The action set-pieces are probably the best of the summer, in a summer that's been surprisingly disappointing on that front and others, with the sensibility of not so much a pre-teen boy (as has been so heavily suggested), but of what part of that mentality remains after so long, and that being to its benefit because there's a sort of longing and clarity to it. They aren't so kinetic; it's more like an all-out brawl, with the occasional "surprise move" that different Jaegers and Kaiju are equipped for, although these might have been even better with set-ups and payoffs. Basically, it's pure badass; a multi-million dollar realization of a "playing with toys" mentality, like the prologue sequence of TOY STORY 3. There's not a ton of sense to it, but it asks, "What's the most awesome crap we can throw in here?" with out necessarily dwelling on context, and then it goes and does it with gleeful abandon. There is a bit much in debris and the blunt trauma is a bit numbing at times, but it's mostly sensible and without the ridiculously reckless messiness of MAN OF STEEL.

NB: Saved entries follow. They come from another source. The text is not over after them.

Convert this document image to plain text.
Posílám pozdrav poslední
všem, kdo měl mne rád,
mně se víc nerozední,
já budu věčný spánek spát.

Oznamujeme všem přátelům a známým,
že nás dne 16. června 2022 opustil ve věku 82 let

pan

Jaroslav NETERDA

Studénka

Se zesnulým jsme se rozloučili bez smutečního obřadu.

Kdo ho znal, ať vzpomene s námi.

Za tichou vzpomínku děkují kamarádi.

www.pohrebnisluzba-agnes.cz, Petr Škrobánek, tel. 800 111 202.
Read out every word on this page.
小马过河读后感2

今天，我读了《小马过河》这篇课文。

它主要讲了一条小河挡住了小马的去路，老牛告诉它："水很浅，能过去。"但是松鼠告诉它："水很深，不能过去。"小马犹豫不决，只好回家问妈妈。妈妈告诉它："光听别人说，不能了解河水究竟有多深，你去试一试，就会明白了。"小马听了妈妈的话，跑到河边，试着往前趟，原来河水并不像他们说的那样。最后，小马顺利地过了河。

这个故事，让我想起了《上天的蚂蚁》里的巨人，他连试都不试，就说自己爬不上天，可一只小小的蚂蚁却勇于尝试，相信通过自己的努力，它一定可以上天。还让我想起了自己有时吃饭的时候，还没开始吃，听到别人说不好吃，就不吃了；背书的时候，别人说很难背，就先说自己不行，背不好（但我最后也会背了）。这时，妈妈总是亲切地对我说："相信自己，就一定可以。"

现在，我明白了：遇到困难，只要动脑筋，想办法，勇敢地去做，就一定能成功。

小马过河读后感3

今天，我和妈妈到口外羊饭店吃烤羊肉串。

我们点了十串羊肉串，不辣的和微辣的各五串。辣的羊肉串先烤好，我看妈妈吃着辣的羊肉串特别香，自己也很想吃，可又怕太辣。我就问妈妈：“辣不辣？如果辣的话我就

As a summer popcorn flick, it's pretty damn good, but I can't pretend that I'm not somewhat disappointed on some level or other, because even as ridiculous and goofy as some of Del Toro's previous films have been, I wouldn't have considered them "popcorn flicks" (although I haven't seen BLADE II, so easy). Del Toro's most recent directed feature was 2008's HELLBOY II, and it was inherently silly, with a main character who is literally a demon (red skin, horns, a tail) and his best friend is a fish-man, and they sing along to Barry Manilow tunes; but it also had thematic heft and a warm-hearted nature, even as little "tooth fairies" swarm people and devour them entirely. PACIFIC RIM has the general look of a Del Toro film, with visual spectacle, transitional wipes, and frequent collaborator Guillermo Navarro's cinematography, but it's missing the warm fulfillment that interweaves with the gothic darkness, that I've come to expect from one of the best filmmakers working today.